Objectives: Orally disintegrating tablet (ODT) forms of medications are sometimes used as alternatives to standard oral tablets for patients who have difficulty swallowing, those who need to have ingestion verified, and those who may resist other drug product forms (e.g. injection). ODTs are a tablet or wafer form of medication that disintegrates in the mouth, aided only by saliva. ODTs can disperse in as little as 1 to 2 seconds or as long as 2 to 3 minutes, depending on the different fast dissolve/disintegration technologies used to manufacture the tablets. Orally disintegrating olanzapine (ODO) is manufactured by several different companies, using different formulations and processes. The objective of this study is to investigate differences in disintegration time of these tablets, which may potentially impact clinical parameters such as patient acceptance and adherence to treatment.
Methods: Six types of ODO, along with Risperdal M-Tab as an external comparator, were evaluated for formulation composition, manufacturing method, disintegration and dissolution characteristics, expiration dates, and packaging and formulation differences in comparison with the freeze-dried Zydis/Velotab formulation of ODO. Automated dissolution test equipment, DISTEK DISBA0045 and DISBA0046 with an Opt-Diss UV fiber optic SPEC0088 attachment, was used to capture the various ODT dissolution rates by measuring real time release of the active ingredient. Additionally, a high speed video camera was used to capture disintegration times of ODO products in simulated saliva held at 370C.

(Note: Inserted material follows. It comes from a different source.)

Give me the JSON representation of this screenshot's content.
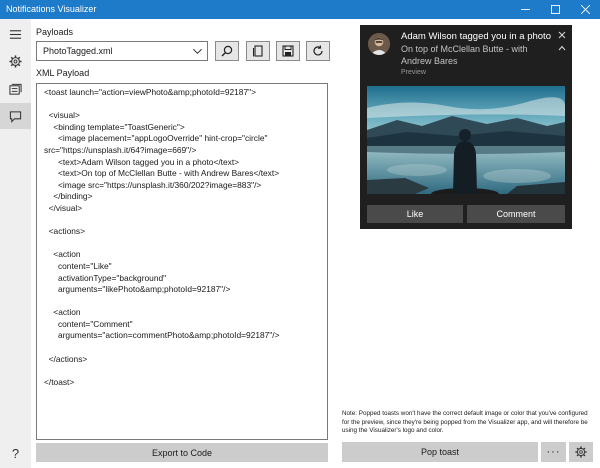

Results: 5-mg Tablets: Release for all tablets except Zoltrix was around 90% or above with 150 rpm for ten minutes at the end of the analysis. In the first three minutes, Lilly's Zydis formulation was the first to release with dissolution over 30% in less than 60 seconds. At 20 rpm only Zyprexa Zydis had instant disintegration. Other products required more than 30 seconds to dissolve even 10% of the active ingredient. This is likely a function of formulation and compression vs. a freeze drying processing.
10-mg Tablets: Zydis (Velotab) was the first to show dissolution and showed a steady rate of dissolution. Procaps' Prolanz FAST formulation also had quick dissolution, but showed a longer delay to catch up to the Zydis formulation, taking 2 minutes before they were equivalent. At a lower agitation rate of 20 rpm, Zydis 10 mg still had the fastest dissolution rate in the first 3 minutes. Zydis dissolution was not significantly affected by dosage strengths (5, 10 mg). 15-mg Tablets and 20-mg Tablets: Lilly's Zydis (Velotab) again provided the fastest disintegration and dissolution. Tablet mass and formulation might slow the release of active ingredient from generic direct compressed tablets.
Conclusions: The in vitro disintegration test is a proxy for the disintegration process in a patient's mouth. Differences found in the formulation and manufacturing processes of ODO products may be associated with different disintegration times, which may potentially impact their use in clinical practice.